Barrett’s esophagus refers to an acquired condition in which the normal squamous esophageal epithelium is replaced by a specialized type of columnar epithelium. Patients with Barrett’s esophagus have a 30-60-fold greater risk of developing adenocarcinoma of the esophagus than the rest of the population; however only a small percentage of the population develops it. Even though its cause is unknown, it is related to chronic gastroesophageal reflux disease. Nevertheless, the relationship between gastroesophageal reflux disease and the risk of developing cancer of the esophagus has shown that an increase in the frequency, seriousness, and chronicity of the symptoms of reflux could be related to a increase of up to 2-16-fold in the risk of developing adenocarcinoma, irrespective of the presence of Barrett’s esophagus.
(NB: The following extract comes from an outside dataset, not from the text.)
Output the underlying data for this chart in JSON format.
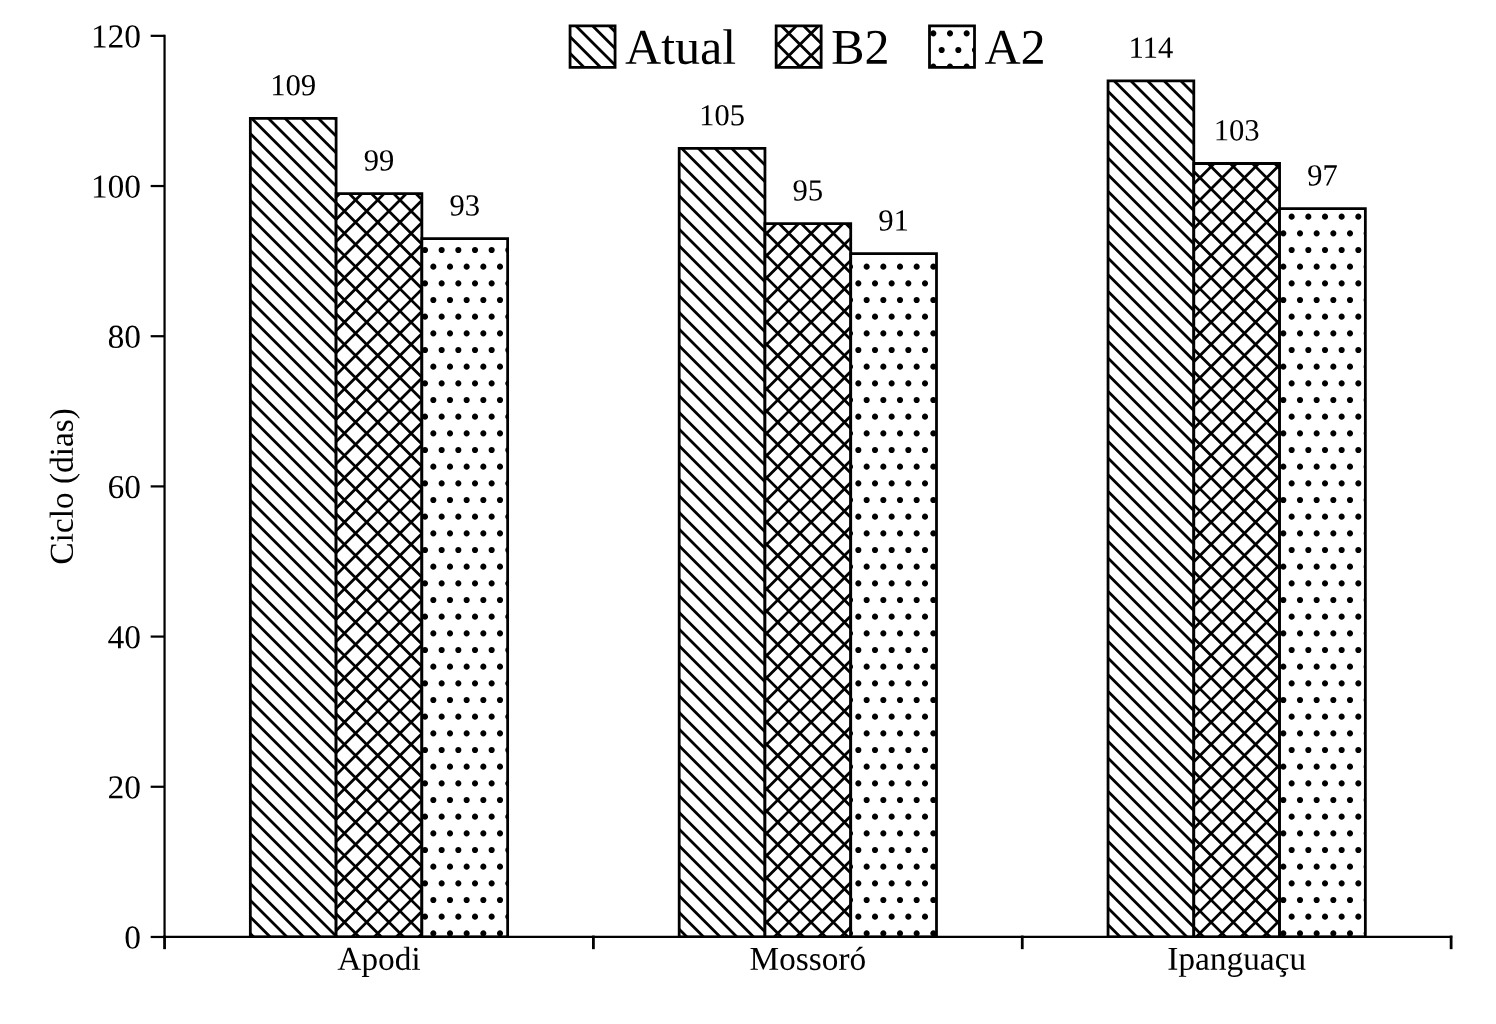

Tumors of the esophagogastric junction classified as Siewert I have a relationship of close to 80%, whereas the presence of Barrett’s esophagus is only associated in 5.6 and 0.8% for Siewert II and III tumors of the esophagogastric junction, respectively.
Without any treatment, the invasive cancer develops in up to 50% of patients with Barrett’s esophagus and high-grade dysplasia over the course of three years. Endoscopic techniques for the resection and ablation of the metaplastic mucous are reserved for patients with high-grade dysplasia because of the elevated risk of progression to adenocarcinoma. In young patients with high-grade, multifocal dysplasia, whose condition has not been eradicated after one year of endoscopic treatment and with low surgical risk, vagus-preserving esophagectomy is considered the first treatment option.